Half a dozen European nationalities were represented in the military ranks at the Battle of Waterloo, located 20 kilometers (12 miles) south of Brussels.

That armed conflict on June 18, 1815 put an end to Napoleon Bonaparte’s ambitions to conquer Europe to build a great empire, and around 20,000 soldiers were killed as a result.

Historians have since pieced together the battle, and – with advances in genetics, medicine and scanning – researchers can now piece together pages of the past from the remains buried in the ground.

Some of these remains have been recovered through archaeological excavations, such as one last year that allowed the restoration of a skeleton found not far from a field hospital founded by the British Duke of Wellington.

But the remains that Wilkin examined came in another way.

– ‘Prussians in my attic’ –

The historian, who works for the Belgian government’s historical archives, said he gave a conference late last year and “this middle-aged man came to see me afterwards and said to me, ‘Mr. Wilkin, I have some Prussians in my attic. ‘”.

Wilkin said with a laugh, the man said “he showed me photos on his phone and told me that someone gave him these bones so he can put them on display… which he refused to do on ethical grounds” .

The remains remained hidden until the man met Wilkin, who he believed could analyze them and give them a good resting place.

The main object of interest in the collection is the right foot with almost all of its toes — one of a “Prussian soldier” according to the middle-aged man.

“It is very rare to see a well-preserved leg, because the small bones at the ends usually disappear into the ground,” said Mathilde Daumas, an anthropologist at Universite Libre de Bruxelles who is part of the research work.

Regarding the so-called “Prussian” base, the experts are cautious.

The place where it was found was the village of Plancenoit, where troops on the Prussian and Napoleonic sides fought fiercely, Wilkin said, pointing out that it could be the remains of French soldiers.

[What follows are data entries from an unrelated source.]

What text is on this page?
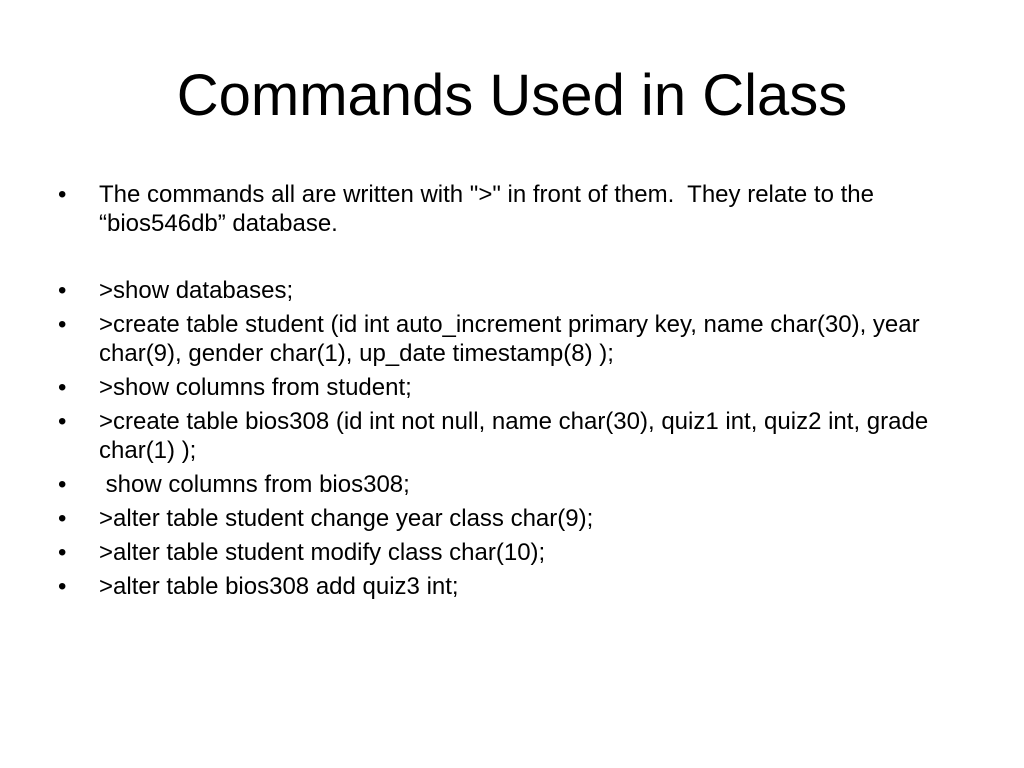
Commands Used in Class
•	The commands all are written with ">" in front of them.  They relate to the “bios546db” database.
•	>show databases;
•	>create table student (id int auto_increment primary key, name char(30), year char(9), gender char(1), up_date timestamp(8) );
•	>show columns from student;
•	>create table bios308 (id int not null, name char(30), quiz1 int, quiz2 int, grade char(1) );
•	show columns from bios308;
•	>alter table student change year class char(9);
•	>alter table student modify class char(10);
•	>alter table bios308 add quiz3 int;
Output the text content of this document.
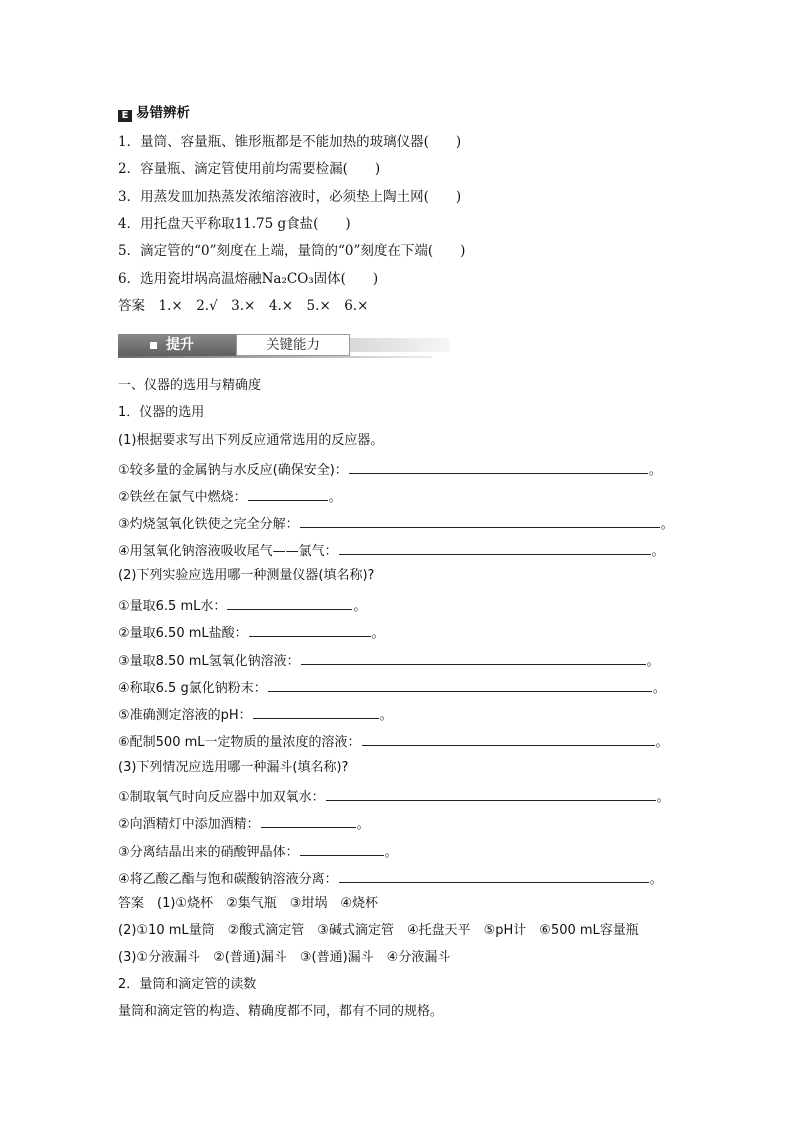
E 易错辨析
1．量筒、容量瓶、锥形瓶都是不能加热的玻璃仪器(　　)
2．容量瓶、滴定管使用前均需要检漏(　　)
3．用蒸发皿加热蒸发浓缩溶液时，必须垫上陶土网(　　)
4．用托盘天平称取11.75 g食盐(　　)
5．滴定管的“0”刻度在上端，量筒的“0”刻度在下端(　　)
6．选用瓷坩埚高温熔融Na₂CO₃固体(　　)
答案　1.×　2.√　3.×　4.×　5.×　6.×
提升	关键能力
一、仪器的选用与精确度
1．仪器的选用
(1)根据要求写出下列反应通常选用的反应器。
①较多量的金属钠与水反应(确保安全)：	。
②铁丝在氯气中燃烧：	。
③灼烧氢氧化铁使之完全分解：	。
④用氢氧化钠溶液吸收尾气——氯气：	。
(2)下列实验应选用哪一种测量仪器(填名称)?
①量取6.5 mL水：	。
②量取6.50 mL盐酸：	。
③量取8.50 mL氢氧化钠溶液：	。
④称取6.5 g氯化钠粉末：	。
⑤准确测定溶液的pH：	。
⑥配制500 mL一定物质的量浓度的溶液：	。
(3)下列情况应选用哪一种漏斗(填名称)?
①制取氧气时向反应器中加双氧水：	。
②向酒精灯中添加酒精：	。
③分离结晶出来的硝酸钾晶体：	。
④将乙酸乙酯与饱和碳酸钠溶液分离：	。
答案　(1)①烧杯　②集气瓶　③坩埚　④烧杯
(2)①10 mL量筒　②酸式滴定管　③碱式滴定管　④托盘天平　⑤pH计　⑥500 mL容量瓶
(3)①分液漏斗　②(普通)漏斗　③(普通)漏斗　④分液漏斗
2．量筒和滴定管的读数
量筒和滴定管的构造、精确度都不同，都有不同的规格。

Fragments of boots and metal buckles found among the remains show uniforms worn by soldiers from the German side against the French.

But “we know that soldiers removed the dead from their own gear,” the historian said.

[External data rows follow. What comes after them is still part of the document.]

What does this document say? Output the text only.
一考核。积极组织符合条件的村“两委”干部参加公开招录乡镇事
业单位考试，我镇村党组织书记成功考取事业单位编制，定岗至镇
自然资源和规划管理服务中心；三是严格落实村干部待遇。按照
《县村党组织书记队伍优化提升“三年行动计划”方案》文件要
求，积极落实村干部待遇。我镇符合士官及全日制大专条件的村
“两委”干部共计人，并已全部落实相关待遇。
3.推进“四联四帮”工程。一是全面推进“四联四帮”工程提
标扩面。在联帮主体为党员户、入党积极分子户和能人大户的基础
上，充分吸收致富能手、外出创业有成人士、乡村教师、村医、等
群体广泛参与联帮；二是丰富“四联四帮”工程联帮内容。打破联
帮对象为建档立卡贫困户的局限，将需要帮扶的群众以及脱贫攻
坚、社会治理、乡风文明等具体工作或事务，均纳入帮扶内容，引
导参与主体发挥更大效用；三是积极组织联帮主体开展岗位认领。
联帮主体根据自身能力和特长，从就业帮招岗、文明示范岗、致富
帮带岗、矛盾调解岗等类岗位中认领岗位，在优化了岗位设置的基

Clothing and accessories are not reliable indicators of the nationality of the skeletons found on the Waterloo battlefield, he stressed.

– DNA test –

More reliable, these days, are DNA tests.

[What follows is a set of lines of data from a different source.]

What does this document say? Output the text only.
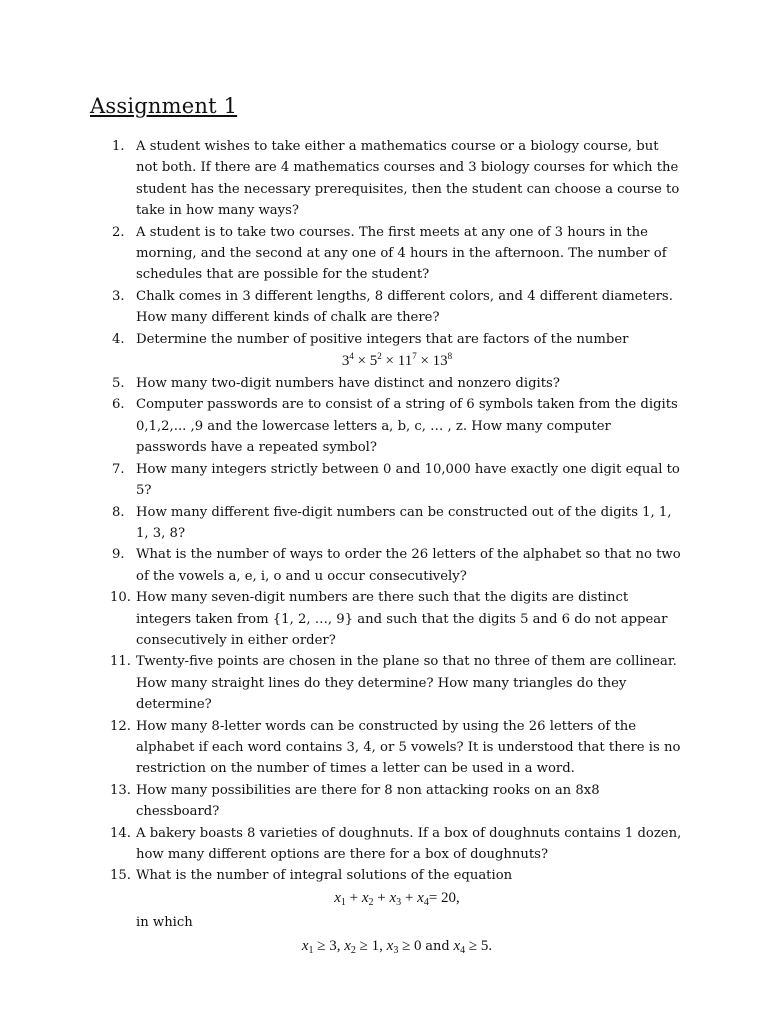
Assignment 1
1. A student wishes to take either a mathematics course or a biology course, but not both. If there are 4 mathematics courses and 3 biology courses for which the student has the necessary prerequisites, then the student can choose a course to take in how many ways?
2. A student is to take two courses. The first meets at any one of 3 hours in the morning, and the second at any one of 4 hours in the afternoon. The number of schedules that are possible for the student?
3. Chalk comes in 3 different lengths, 8 different colors, and 4 different diameters. How many different kinds of chalk are there?
4. Determine the number of positive integers that are factors of the number
$3^4 \times 5^2 \times 11^7 \times 13^8$
5. How many two-digit numbers have distinct and nonzero digits?
6. Computer passwords are to consist of a string of 6 symbols taken from the digits 0,1,2,... ,9 and the lowercase letters a, b, c, … , z. How many computer passwords have a repeated symbol?
7. How many integers strictly between 0 and 10,000 have exactly one digit equal to 5?
8. How many different five-digit numbers can be constructed out of the digits 1, 1, 1, 3, 8?
9. What is the number of ways to order the 26 letters of the alphabet so that no two of the vowels a, e, i, o and u occur consecutively?
10. How many seven-digit numbers are there such that the digits are distinct integers taken from {1, 2, …, 9} and such that the digits 5 and 6 do not appear consecutively in either order?
11. Twenty-five points are chosen in the plane so that no three of them are collinear. How many straight lines do they determine? How many triangles do they determine?
12. How many 8-letter words can be constructed by using the 26 letters of the alphabet if each word contains 3, 4, or 5 vowels? It is understood that there is no restriction on the number of times a letter can be used in a word.
13. How many possibilities are there for 8 non attacking rooks on an 8x8 chessboard?
14. A bakery boasts 8 varieties of doughnuts. If a box of doughnuts contains 1 dozen, how many different options are there for a box of doughnuts?
15. What is the number of integral solutions of the equation
$x_1 + x_2 + x_3 + x_4= 20$,
in which
$x_1 \ge 3$, $x_2 \ge 1$, $x_3 \ge 0$ and $x_4 \ge 5$.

Dr Philippe Boxho, a forensic pathologist who worked on the remains, said there were still parts of the bones that should yield DNA results, and he believed another two months of analysis should have answers.

“As long as the material is dry we can do something. Our biggest enemy is moisture, which makes everything disappear,” he explained.

The teeth in particular, with traces of strontium, a naturally occurring chemical element that accumulates in human bones, can indicate specific regions through their geology, he said.

Wilkin said it would be a “great case” for the research to find that the remains of the “three to five” soldiers examined came from the French and German sides.